Results of previous investigations have been mixed. Some studies of MTHFR
677 C→T have shown no association with CLP in either cases or mothers while others have reported associations in mothers, or in mothers who did not use folic acid periconceptionally (Jugessur et al., 2003
; Gaspar et al., 1999
; Blanton et al., 2002
; Martinelli et al., 2001
; Prescott et al., 2002
; Shotelersuk et al., 2003
; Shaw et al., 1998
; van Rooij et al., 2003
; Mills et al., 1999
). One recent study (Chevrier et al., 2007
) found that the TT genotype was significantly protective in their case control analysis, although the authors noted that the sample size was small and that the TT rate in controls was higher than expected. CPO has not been studied as extensively. Shaw et al. (1999)
found no association between MTHFR
677 C→T and CPO. Jugessur et al. (2003)
found no association in mothers but an increased risk when the mother was heterozygous CT.
1298 A→C variant was not found to be a risk factor for CPO or CLP in any of our analyses. Neither mothers nor cases showed any associations in the case-control, mother-control, log-linear, or TDT analyses. These results are consistent with the findings of a recent meta-analysis (Verkleij-Hagoort et al., 2007
) that showed ORs close to 1 for CLP in both mothers and cases. CPO was not included in the meta-analysis. The only previous study (Jugessur et al., 2003
) of 1298 A→C in CPO found, as we did, no association in either cases or mothers.
Our investigation of the role of the B12 transporter gene variant 776 C→G showed no association with either CPO or CLP. Only two other studies have examined this variant. Boyles et al. (2008)
found no association except in the parent of origin test, and this was based on only 10 cases in which the allele was inherited from the father and six in which it was inherited from the mother. Martinelli et al. (2006)
found a positive association with CLP. There are several possible reasons for these discordant results. Their subjects came from genetically different populations. Martinelli et al. (2006)
had a higher proportion of familial cases (87/218) and chance may have played a role; the authors noted that their findings required confirmation. Thus, our data and data from the other large study, Boyles et al. (2008)
, do not suggest that TC II
776C→G is an important risk factor in CLP, but additional investigation would help to clarify the situation.
Our study has numerous strengths. It included a large number of triads and controls. The Irish population is genetically homogeneous, which reduces concerns that stratification could have occurred and increases our power. We were able to document other potential effect modifiers and confounders including smoking, alcohol, and folic acid use. The study has some limitations as well. Folate levels during the pregnancy of interest could not be measured. Our study included many tests of genotype-phenotype association so that our statistically significant findings could have occurred by chance. Syndromic cases were identified by the attending surgeons and excluded, but clinical geneticists did not examine the cases. We did, however, record the other defects seen in cases with multiple defects and there were no patterns of defects suggestive of syndromes present.
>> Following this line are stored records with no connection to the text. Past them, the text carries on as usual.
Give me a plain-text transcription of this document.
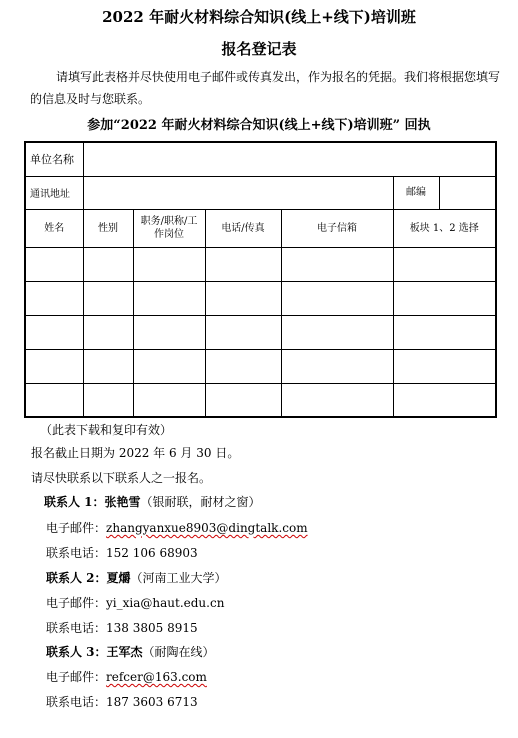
2022 年耐火材料综合知识(线上+线下)培训班
报名登记表
请填写此表格并尽快使用电子邮件或传真发出，作为报名的凭据。我们将根据您填写的信息及时与您联系。
参加“2022 年耐火材料综合知识(线上+线下)培训班” 回执
单位名称						
通讯地址					邮编	
姓名	性别	职务/职称/工作岗位	电话/传真	电子信箱	板块 1、2 选择	

（此表下载和复印有效）
报名截止日期为 2022 年 6 月 30 日。
请尽快联系以下联系人之一报名。
联系人 1：张艳雪（银耐联，耐材之窗）
电子邮件：zhangyanxue8903@dingtalk.com
联系电话：152 106 68903
联系人 2：夏爝（河南工业大学）
电子邮件：yi_xia@haut.edu.cn
联系电话：138 3805 8915
联系人 3：王军杰（耐陶在线）
电子邮件：refcer@163.com
联系电话：187 3603 6713
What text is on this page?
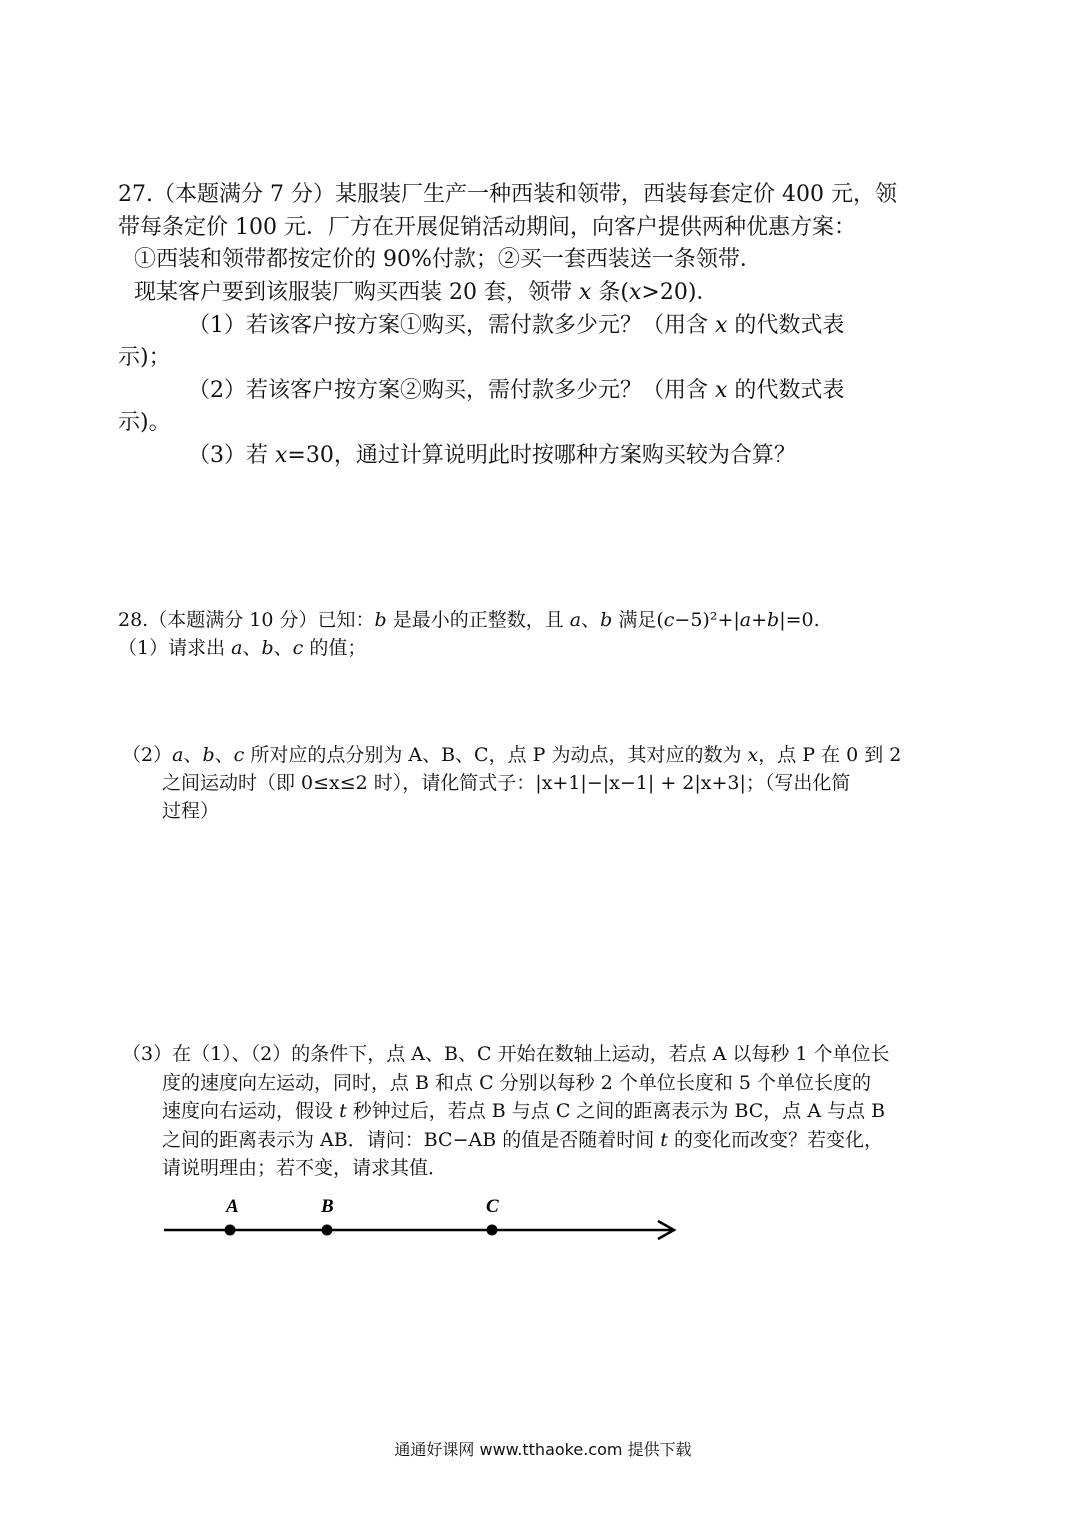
27.（本题满分 7 分）某服装厂生产一种西装和领带，西装每套定价 400 元，领
带每条定价 100 元．厂方在开展促销活动期间，向客户提供两种优惠方案：
①西装和领带都按定价的 90%付款；②买一套西装送一条领带．
现某客户要到该服装厂购买西装 20 套，领带 x 条(x>20)．
（1）若该客户按方案①购买，需付款多少元？（用含 x 的代数式表
示)；
（2）若该客户按方案②购买，需付款多少元？（用含 x 的代数式表
示)。
（3）若 x=30，通过计算说明此时按哪种方案购买较为合算？
28.（本题满分 10 分）已知：b 是最小的正整数，且 a、b 满足(c−5)²+|a+b|=0.
（1）请求出 a、b、c 的值；
（2）a、b、c 所对应的点分别为 A、B、C，点 P 为动点，其对应的数为 x，点 P 在 0 到 2
之间运动时（即 0≤x≤2 时），请化简式子：|x+1|−|x−1| + 2|x+3|；（写出化简
过程）
（3）在（1）、（2）的条件下，点 A、B、C 开始在数轴上运动，若点 A 以每秒 1 个单位长
度的速度向左运动，同时，点 B 和点 C 分别以每秒 2 个单位长度和 5 个单位长度的
速度向右运动，假设 t 秒钟过后，若点 B 与点 C 之间的距离表示为 BC，点 A 与点 B
之间的距离表示为 AB．请问：BC−AB 的值是否随着时间 t 的变化而改变？若变化，
请说明理由；若不变，请求其值．
A	B	C
通通好课网 www.tthaoke.com 提供下载
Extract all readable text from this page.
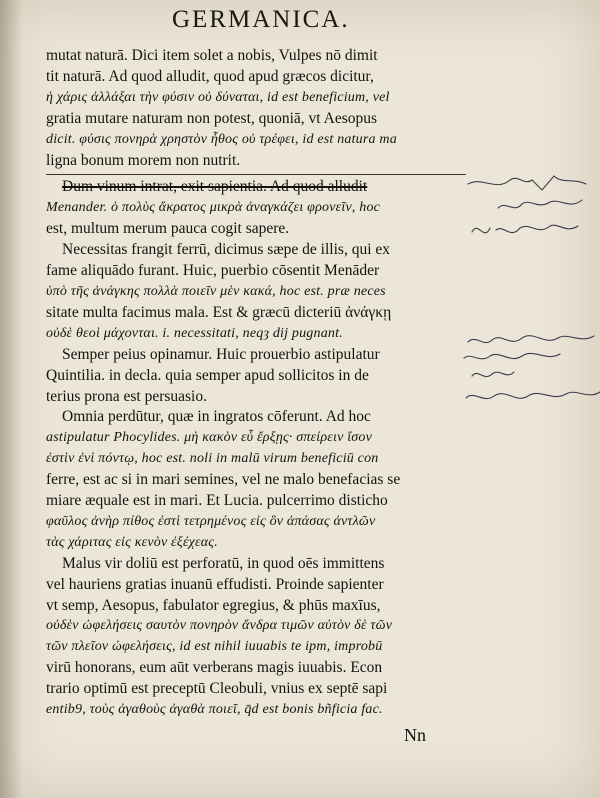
GERMANICA.
mutat naturā. Dici item solet a nobis, Vulpes nō dimit
tit naturā. Ad quod alludit, quod apud græcos dicitur,
ἡ χάρις ἀλλάξαι τὴν φύσιν οὐ δύναται, id est beneficium, vel
gratia mutare naturam non potest, quoniā, vt Aesopus
dicit. φύσις πονηρὰ χρηστὸν ἦθος οὐ τρέφει, id est natura ma
ligna bonum morem non nutrit.
Dum vinum intrat, exit sapientia. Ad quod alludit
Menander. ὁ πολὺς ἄκρατος μικρὰ ἀναγκάζει φρονεῖν, hoc
est, multum merum pauca cogit sapere.
Necessitas frangit ferrū, dicimus sæpe de illis, qui ex
fame aliquādo furant. Huic, puerbio cōsentit Menāder
ὑπὸ τῆς ἀνάγκης πολλὰ ποιεῖν μὲν κακά, hoc est. præ neces
sitate multa facimus mala. Est & græcū dicteriū ἀνάγκῃ
οὐδὲ θεοὶ μάχονται. i. necessitati, neqȝ dij pugnant.
Semper peius opinamur. Huic prouerbio astipulatur
Quintilia. in decla. quia semper apud sollicitos in de
terius prona est persuasio.
Omnia perdūtur, quæ in ingratos cōferunt. Ad hoc
astipulatur Phocylides. μὴ κακὸν εὖ ἔρξῃς· σπείρειν ἴσον
ἐστὶν ἐνὶ πόντῳ, hoc est. noli in malū virum beneficiū con
ferre, est ac si in mari semines, vel ne malo benefacias se
miare æquale est in mari. Et Lucia. pulcerrimo disticho
φαῦλος ἀνὴρ πίθος ἐστὶ τετρημένος εἰς ὃν ἁπάσας ἀντλῶν
τὰς χάριτας εἰς κενὸν ἐξέχεας.
Malus vir doliū est perforatū, in quod oēs immittens
vel hauriens gratias inuanū effudisti. Proinde sapienter
vt semp, Aesopus, fabulator egregius, & phūs maxīus,
οὐδὲν ὠφελήσεις σαυτὸν πονηρὸν ἄνδρα τιμῶν αὐτὸν δὲ τῶν
τῶν πλεῖον ὠφελήσεις, id est nihil iuuabis te ipm, improbū
virū honorans, eum aūt verberans magis iuuabis. Econ
trario optimū est preceptū Cleobuli, vnius ex septē sapi
entib9, τοὺς ἀγαθοὺς ἀγαθὰ ποιεῖ, q̄d est bonis bñficia fac.
Nn
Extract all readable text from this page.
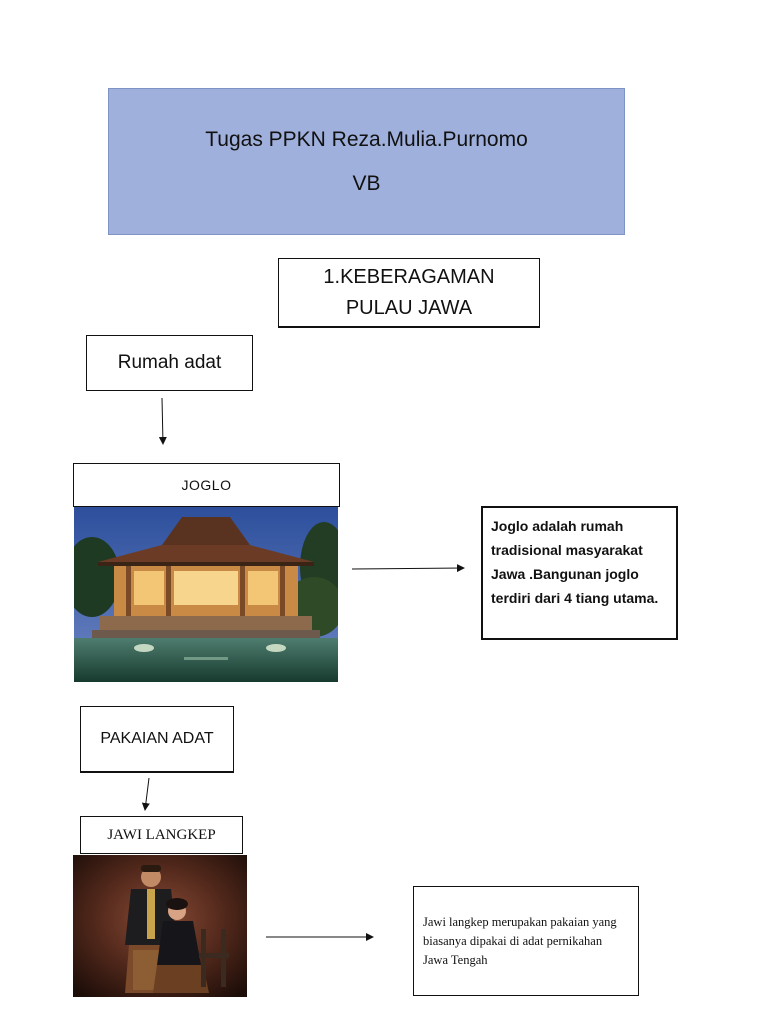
Tugas PPKN Reza.Mulia.Purnomo
VB
1.KEBERAGAMAN
PULAU JAWA
Rumah adat
JOGLO
Joglo adalah rumah tradisional masyarakat Jawa .Bangunan joglo terdiri dari 4 tiang utama.
PAKAIAN ADAT
JAWI LANGKEP
Jawi langkep merupakan pakaian yang biasanya dipakai di adat pernikahan Jawa Tengah
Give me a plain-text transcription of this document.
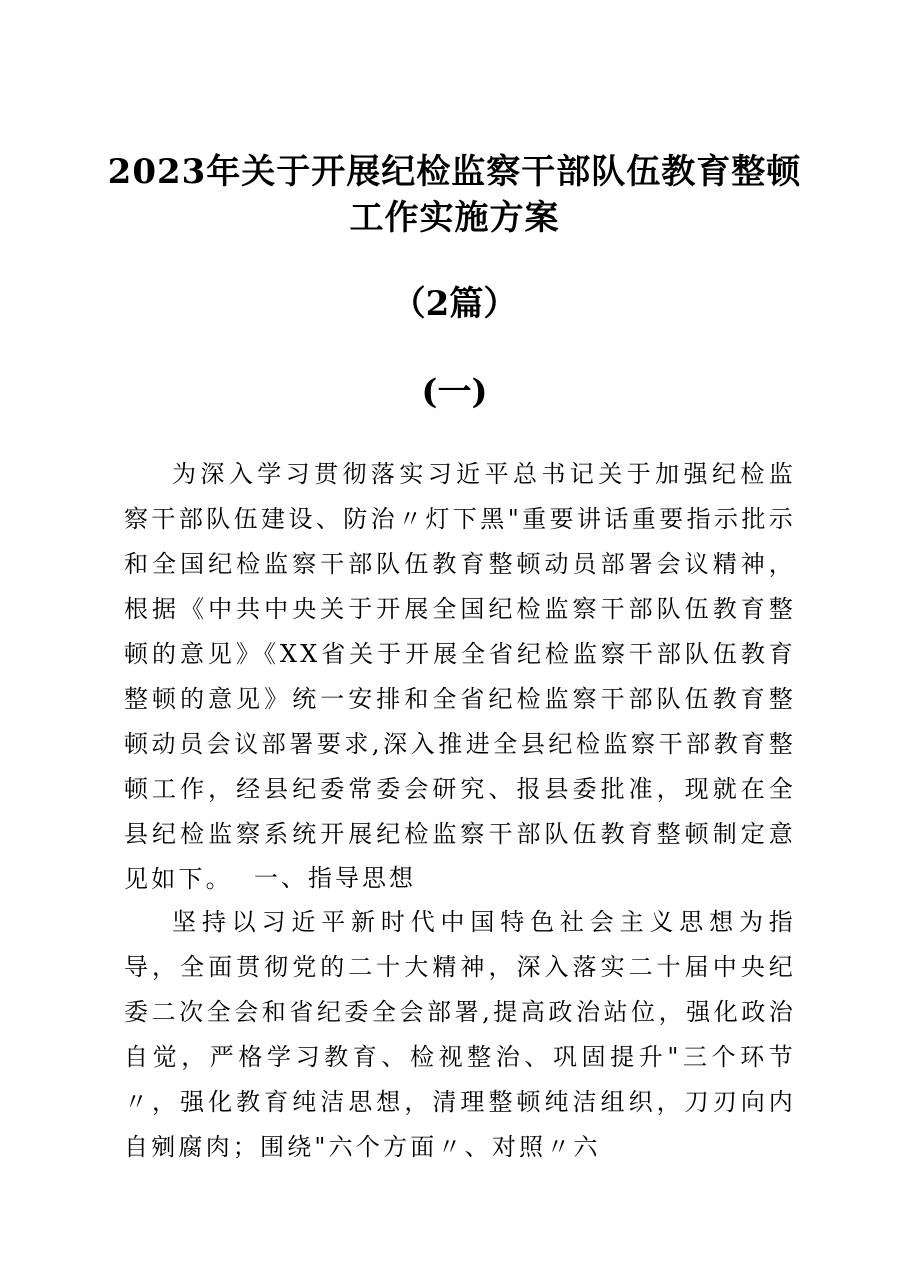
2023年关于开展纪检监察干部队伍教育整顿
工作实施方案
（2篇）
(一)
为深入学习贯彻落实习近平总书记关于加强纪检监察干部队伍建设、防治〃灯下黑"重要讲话重要指示批示和全国纪检监察干部队伍教育整顿动员部署会议精神，根据《中共中央关于开展全国纪检监察干部队伍教育整顿的意见》《XX省关于开展全省纪检监察干部队伍教育整顿的意见》统一安排和全省纪检监察干部队伍教育整顿动员会议部署要求,深入推进全县纪检监察干部教育整顿工作，经县纪委常委会研究、报县委批准，现就在全县纪检监察系统开展纪检监察干部队伍教育整顿制定意见如下。 一、指导思想
坚持以习近平新时代中国特色社会主义思想为指导，全面贯彻党的二十大精神，深入落实二十届中央纪委二次全会和省纪委全会部署,提高政治站位，强化政治自觉，严格学习教育、检视整治、巩固提升"三个环节〃，强化教育纯洁思想，清理整顿纯洁组织，刀刃向内自剜腐肉；围绕"六个方面〃、对照〃六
In summary, ours is the first study to find that the MTHFD1 1958G→A variant is a maternal risk factor for CLP. MTHFR 677 C→T was not a risk factor in cases; however, there was modest evidence that it was a maternal risk factor in CPO by both mother-control and log-linear analyses. In light of the fact that multiple comparisons were made, the positive findings require additional investigation. Nonetheless, our findings suggest that the MTHFD1 1958 G→A variant may be important in the etiology of CPO and CLP and this variant merits additional attention.